By Jeremy Hance
Over the last two months, poachers have killed 68 African elephants in Garamba National Park representing around four percent of the protected area's total elephant population, reports African Parks and the ICCN (The Congolese Institute for Nature Conservation). Poachers have used helicopters, grenades, and chainsaws to undertake their gruesome trade, and, for the first time, the park has recorded that the criminals are removing the elephant's brains in addition to tusks and genitals.
"The situation is extremely serious," said Garamba park manager Jean-Marc Froment. "The Park is under attack on all fronts."
Located in the northeast corner of the Democratic Republic of the Congo (DRC), Garamba National Park has faced unscrupulous elephant poaching for years. In 2012, 22 elephants were killed on the same day in the park.
The poaching epidemic is also fueling terrorism and insecurity in the region. According to investigations by African Parks, much of the poaching is being conducted by the Lord’s Resistance Army (LRA). Run by Joseph Kony, this quasi-religious group has been linked to child sex slavery, child soldiers, rapes, murders, and mutilation. Experts say the group is now killing elephants en masse to fund its activities.
LRA members are entering the park from the west through an adjoining hunting zone, known as Azande Domaine de Chasse. Worryingly, the LRA poachers now appear to be equipped with new, high-tech weapons.
But the LRA aren't the only poachers operating in the vast park, which covers 4,920 square kilometers or about half the size of Cyprus. Poachers are also coming from South Sudan, which is in the midst of a civil war. Some of these poachers are said to be in military uniform.
Poachers have also been linked to the DRC army, a.k.a. the Congolese Armed Forces (FARDC); these are believed to be soldiers who have deserted their post.
In the past two months, nine elephants have also shown signs of being shot down with military-precision from helicopter.
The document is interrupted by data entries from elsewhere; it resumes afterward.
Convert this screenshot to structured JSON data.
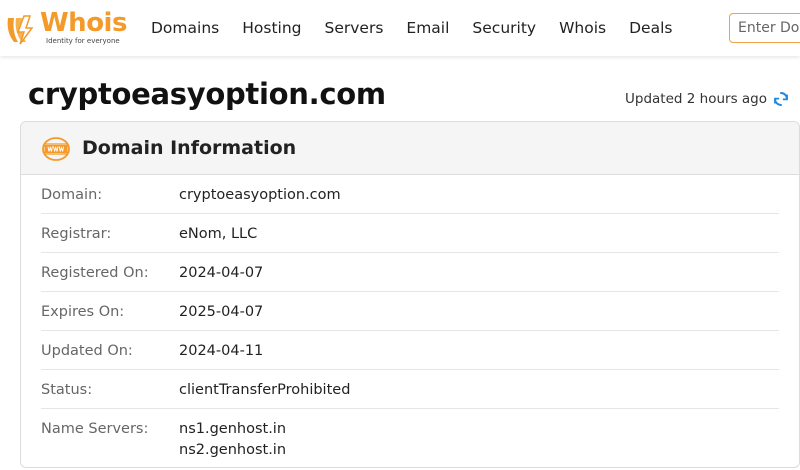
{
  "header": {
    "logo_word": "Whois",
    "logo_tagline": "Identity for everyone",
    "nav": [
      "Domains",
      "Hosting",
      "Servers",
      "Email",
      "Security",
      "Whois",
      "Deals"
    ],
    "search_placeholder": "Enter Domain"
  },
  "page": {
    "title": "cryptoeasyoption.com",
    "updated": "Updated 2 hours ago"
  },
  "card": {
    "title": "Domain Information",
    "rows": [
      {
        "label": "Domain:",
        "value": "cryptoeasyoption.com"
      },
      {
        "label": "Registrar:",
        "value": "eNom, LLC"
      },
      {
        "label": "Registered On:",
        "value": "2024-04-07"
      },
      {
        "label": "Expires On:",
        "value": "2025-04-07"
      },
      {
        "label": "Updated On:",
        "value": "2024-04-11"
      },
      {
        "label": "Status:",
        "value": "clientTransferProhibited"
      }
    ],
    "name_servers": {
      "label": "Name Servers:",
      "values": [
        "ns1.genhost.in",
        "ns2.genhost.in"
      ]
    }
  },
  "colors": {
    "brand": "#f39a2b",
    "accent_blue": "#1e88e5"
  },
  "icons": {
    "logo": "whois-logo-icon",
    "refresh": "refresh-icon",
    "card": "www-globe-icon"
  }
}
However, the park is uncertain who is responsible for these airborne attacks.
Elephants are the only victims of the trade. In the last two months alone, five poachers have been killed in firefights with rangers. Wildlife rangers are also often killed in these battles. During one recent fight, South Sudan poachers threw grenades against rangers.
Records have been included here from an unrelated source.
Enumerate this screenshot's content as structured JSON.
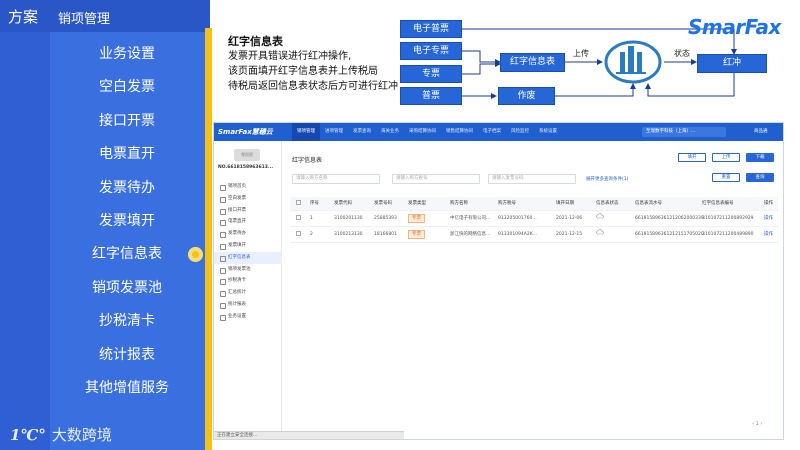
{
  "header": {
    "section": "方案",
    "title": "销项管理"
  },
  "menu": {
    "items": [
      "业务设置",
      "空白发票",
      "接口开票",
      "电票直开",
      "发票待办",
      "发票填开",
      "红字信息表",
      "销项发票池",
      "抄税清卡",
      "统计报表",
      "其他增值服务"
    ],
    "active_index": 6
  },
  "logo": {
    "mark": "1℃°",
    "text": "大数跨境"
  },
  "description": {
    "title": "红字信息表",
    "lines": [
      "发票开具错误进行红冲操作,",
      "该页面填开红字信息表并上传税局",
      "待税局返回信息表状态后方可进行红冲"
    ]
  },
  "flow": {
    "brand": "SmarFax",
    "boxes": {
      "e_normal": "电子普票",
      "e_special": "电子专票",
      "special": "专票",
      "normal": "普票",
      "red_info": "红字信息表",
      "void": "作废",
      "red_flush": "红冲"
    },
    "labels": {
      "upload": "上传",
      "status": "状态"
    }
  },
  "app": {
    "brand": "SmarFax慧穗云",
    "nav": [
      "销项管理",
      "进项管理",
      "发票查询",
      "海关业务",
      "采购结算协同",
      "销售结算协同",
      "电子档案",
      "风险监控",
      "系统设置"
    ],
    "nav_active": 0,
    "org": "至瑞数字科技（上海）...",
    "user": "商品通",
    "stamp": "零报税",
    "tax_no": "NO.6618158963613...",
    "side_items": [
      "销项首页",
      "空白发票",
      "接口开票",
      "电票直开",
      "发票待办",
      "发票填开",
      "红字信息表",
      "销项发票池",
      "抄税清卡",
      "汇总统计",
      "统计报表",
      "业务设置"
    ],
    "side_active": 6,
    "page_title": "红字信息表",
    "buttons": {
      "fill": "填开",
      "upload": "上传",
      "download": "下载",
      "reset": "重置",
      "query": "查询"
    },
    "filters": [
      "请输入购方名称",
      "请输入购方税号",
      "请输入发票号码"
    ],
    "more_link": "展开更多查询条件(1)",
    "columns": [
      "序号",
      "发票代码",
      "发票号码",
      "发票类型",
      "购方名称",
      "购方税号",
      "填开日期",
      "信息表状态",
      "信息表流水号",
      "红字信息表编号",
      "操作"
    ],
    "rows": [
      {
        "no": "1",
        "code": "3100201130",
        "number": "25885393",
        "type": "专票",
        "buyer": "中亿电子有限公司...",
        "tax_no": "913205001760...",
        "date": "2021-12-06",
        "serial": "661815896361212062000339",
        "red_no": "310107211200892929",
        "op": "操作"
      },
      {
        "no": "2",
        "code": "3100213130",
        "number": "18166801",
        "type": "专票",
        "buyer": "浙江快的网络信息...",
        "tax_no": "913301094A2K...",
        "date": "2021-12-15",
        "serial": "661815896361212151705020",
        "red_no": "310107211200489890",
        "op": "操作"
      }
    ],
    "pager": "‹ 1 ›",
    "status_bar": "正在建立安全连接..."
  }
}
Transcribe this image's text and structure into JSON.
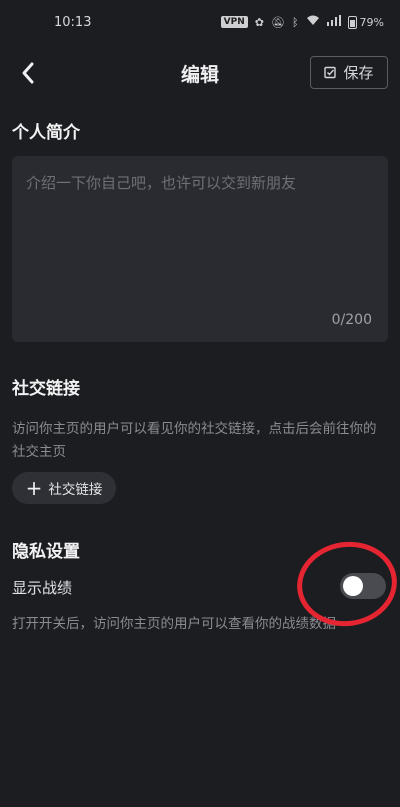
{
  "status_bar": {
    "time": "10:13",
    "vpn": "VPN",
    "battery": "79%"
  },
  "header": {
    "title": "编辑",
    "save_label": "保存"
  },
  "bio": {
    "section_title": "个人简介",
    "placeholder": "介绍一下你自己吧，也许可以交到新朋友",
    "counter": "0/200"
  },
  "social": {
    "section_title": "社交链接",
    "description": "访问你主页的用户可以看见你的社交链接，点击后会前往你的社交主页",
    "add_button": "社交链接"
  },
  "privacy": {
    "section_title": "隐私设置",
    "toggle_label": "显示战绩",
    "toggle_on": false,
    "toggle_description": "打开开关后，访问你主页的用户可以查看你的战绩数据"
  },
  "colors": {
    "background": "#1c1d21",
    "annotation": "#e52531"
  }
}
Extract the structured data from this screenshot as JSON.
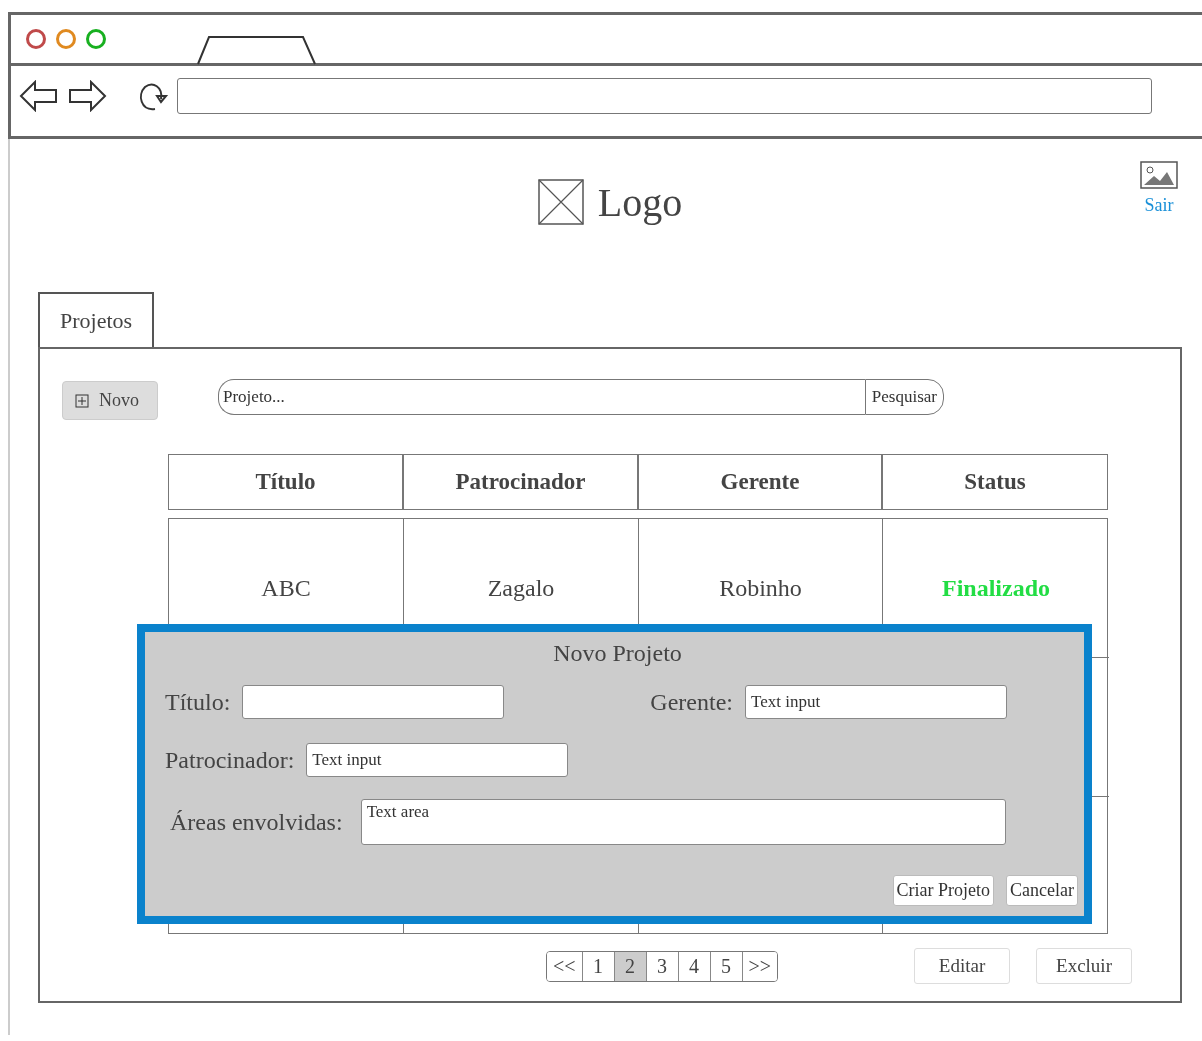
{
  "header": {
    "logo": "Logo",
    "logout": "Sair"
  },
  "tabs": [
    {
      "label": "Projetos",
      "selected": true
    }
  ],
  "new_button": "Novo",
  "search": {
    "placeholder": "Projeto...",
    "button": "Pesquisar"
  },
  "table": {
    "columns": [
      "Título",
      "Patrocinador",
      "Gerente",
      "Status"
    ],
    "rows": [
      {
        "cells": [
          "ABC",
          "Zagalo",
          "Robinho",
          "Finalizado"
        ],
        "color": "#22dd44"
      }
    ]
  },
  "dialog": {
    "title": "Novo Projeto",
    "fields": [
      {
        "label": "Título:"
      },
      {
        "label": "Gerente:",
        "value": "Text input"
      },
      {
        "label": "Patrocinador:",
        "value": "Text input"
      },
      {
        "label": "Áreas envolvidas:",
        "value": "Text area"
      }
    ],
    "buttons": [
      "Criar Projeto",
      "Cancelar"
    ]
  },
  "pagination": [
    {
      "label": "<<",
      "selected": false
    },
    {
      "label": "1",
      "selected": false
    },
    {
      "label": "2",
      "selected": true
    },
    {
      "label": "3",
      "selected": false
    },
    {
      "label": "4",
      "selected": false
    },
    {
      "label": "5",
      "selected": false
    },
    {
      "label": ">>",
      "selected": false
    }
  ],
  "actions": [
    "Editar",
    "Excluir"
  ]
}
"Garamba contains the largest remaining elephant population across this entire region of Africa and has therefore become a major poaching target," said, Peter Fearnhead, the CEO of African Parks, an NGO that helps manage troubled parks on the continent. "We do not underestimate the danger facing our rangers on the ground, but we are also determined to take whatever measure we need to protect our elephants."
Toward that end, African Parks and the ICCN, the co-managers of Garamba, are announcing a number of new initiatives including collaborating with regional military, building new roads and infrastructure, bullet-proofing trucks and planes used by the park's rangers, and improving communications throughout the park. Garamba is also "urgently" seeking a helicopter to allow rangers to move more quickly, according to a press release.
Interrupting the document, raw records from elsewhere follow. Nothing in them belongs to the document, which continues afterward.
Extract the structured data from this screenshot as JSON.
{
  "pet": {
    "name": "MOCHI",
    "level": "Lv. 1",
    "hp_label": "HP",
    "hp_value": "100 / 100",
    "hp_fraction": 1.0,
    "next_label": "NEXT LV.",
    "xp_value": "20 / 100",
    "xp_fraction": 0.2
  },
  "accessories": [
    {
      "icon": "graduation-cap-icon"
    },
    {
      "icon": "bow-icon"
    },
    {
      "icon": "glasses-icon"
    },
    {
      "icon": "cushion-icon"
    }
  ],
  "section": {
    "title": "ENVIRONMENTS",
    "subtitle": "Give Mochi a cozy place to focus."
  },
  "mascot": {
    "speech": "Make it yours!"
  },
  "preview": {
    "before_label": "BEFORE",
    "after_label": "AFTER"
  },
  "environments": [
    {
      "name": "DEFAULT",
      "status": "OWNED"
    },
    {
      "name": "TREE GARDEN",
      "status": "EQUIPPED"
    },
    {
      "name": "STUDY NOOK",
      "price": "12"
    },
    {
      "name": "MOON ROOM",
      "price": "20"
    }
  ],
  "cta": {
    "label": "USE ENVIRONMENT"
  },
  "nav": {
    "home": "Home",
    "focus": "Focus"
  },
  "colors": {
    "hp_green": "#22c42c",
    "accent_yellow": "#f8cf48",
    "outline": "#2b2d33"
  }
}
Today, less than 2,000 elephants survive in Garamba National Park. This is a 90 percent decline from 50 years ago when some 20,000 elephants roamed the park. Interestingly, the elephants in Garamba are believed to be a hybrid of savannah and forest elephants, which a 2011 genetic study found were unquestionably separate species.
Elephants are being killed across Africa for their tusks at hugely unsustainable rates. In recent years, estimates of the numbers of elephants killed annually have ranged from 22,000-35,000. A new report by the Secretariat of the Convention on International Trade in Endangered Species (CITES) estimates that at least 20,000 elephants were slaughtered for their tusks last year. While this number is a slight decline from 2012—when 22,000 elephants were killed—poaching is still outpacing elephant births on the continent.
Garamba National Park is also famous as the last stand of the northern white rhinoceros (Ceratotherium simum cottoni) in the wild. No rhinos have been seen in the park since 2006, which has led experts to believe that poachers have wiped them out.
Today, only five northern white rhinos are believed to survive in all: four in Kenya (in semi-captive conditions) and one in a zoo in the U.S. Although long considered a subspecies, recent research argues that the northern white rhino may in fact be a distinct species in its own right, which would make its near-inevitable extinction all the more tragic.